You need to change up your approach! Either get more stable/dedicated, or awaken to the changes that are present in your stable routine.


Long answer:

Our personality is made of our habits, the way that we approach life and all that we do, feel, think, desire. Some of us step onto the mat seeking novelty, flowing through different sequences each time, at different times of different days. Some of us are more meticulous with our approach, choosing the same time of the same days, working with the same sequences for progress.

Both of these approaches have their drawbacks; to make true progress, we have to find the middle way, the tao, the magic in the mundane.

When we come into yoga seeking novelty, we have two many variables. It is difficult to see what stays the same when so much is different day to day. The path forward is unclear because the work is erratic, diffuse, though the spontaneity, sensitivity, and desire for practice are fundamentally good.

When we come into the steady practice day after day, the variables conflate. So much is kept the same that it is difficult to tell what to change, or how, because the postures and practice become habitual rather than a scene for awakening, engaging the self. It becomes easy for the mind to drift, inattentive, and for the body to get stuck in its initial patterns, though the dedication and steady priorities are fundamentally good.

What is a plateau? A place where we coast, rest, resist the changes of the hills and valleys of the journey.
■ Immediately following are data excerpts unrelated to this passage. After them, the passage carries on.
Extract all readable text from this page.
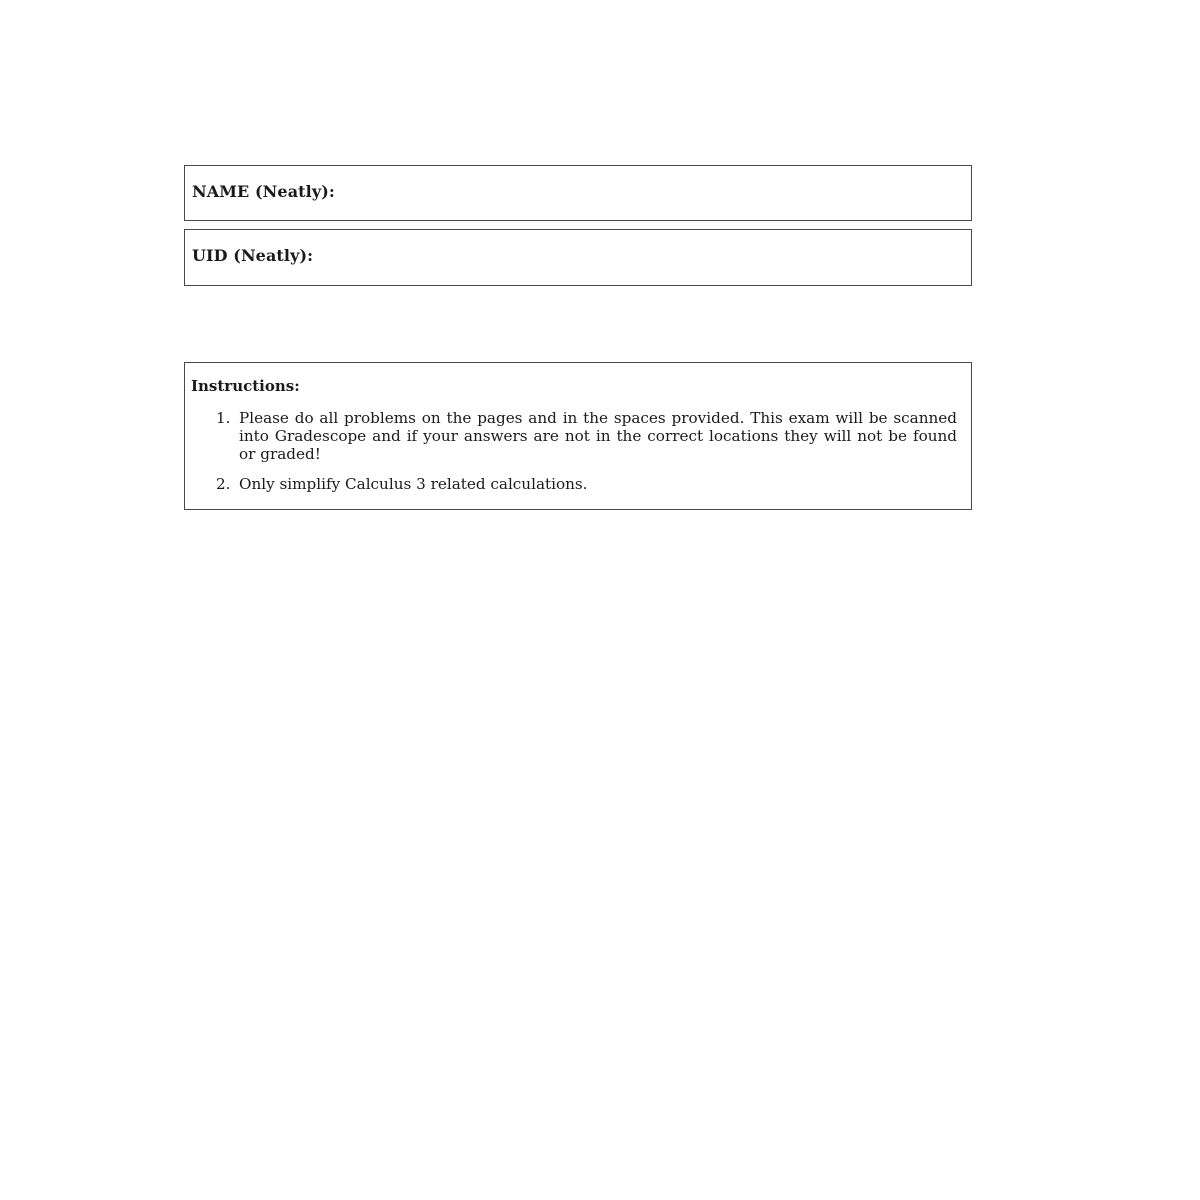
NAME (Neatly):
UID (Neatly):
Instructions:
1. Please do all problems on the pages and in the spaces provided. This exam will be scanned into Gradescope and if your answers are not in the correct locations they will not be found or graded!
2. Only simplify Calculus 3 related calculations.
From a plateau, change is inevitable. Gravity, life circumstances can pull us downwards; our renewed energy and external excitements can propel us upwards. From the dips of the valleys, we feel the darkness of having been in a higher, better, lit place. We turn inwards, unable to see what is around us, but this is a good place to see what is within us.

When we work our way up and out to the peaks, where we feel our best selves, bright energy, inspired work, we have the view of all that is around us. We see how far we have come, how much more we want to go forward. The wide vision is an inspiration in itself.

Both states are needed, breathed: when we inhale, we extend the body, look upwards and when we exhale, we ground the body, feel inwards. Knowing where we are in the journey, hearing how we are through the breath, requires sensitivity. It is the opposite of habituation. When we are sensitive, we are alert. Stillness is sharpness, an acuity that allows real perception rather than an accumulation/acknowledgement of data.

It is easy to become inundated with data, outsourcing our self-knowledge because our mind-bodies are full already. In that state, our senses are dulled, we are easily dissatisfied, and desirous of something more/other. This is when the novelty-seeking and the meticulous-dedicated meet: we become habituated to what we have most of.

Resting in habits are resting in places of low energy, where we are not making active choices, not sensitive to what is around or possible. To be creative, to clear a path from the plateau upwards towards our goal, we need to be creative, conscious in our work.

It helps to have a teacher, or an observer attitude towards oneself. With that distance, we can see both space and detail, see what is present and what can be made of it, what needs to be released/untangled in order to move forwards. That direction forwards is determined by a clear sense of purpose: not just change, but purposeful change.

When we know that purpose, we act on it immediately, because knowing is only of value when it is embodied, lived, thoroughly explored and fully expressed.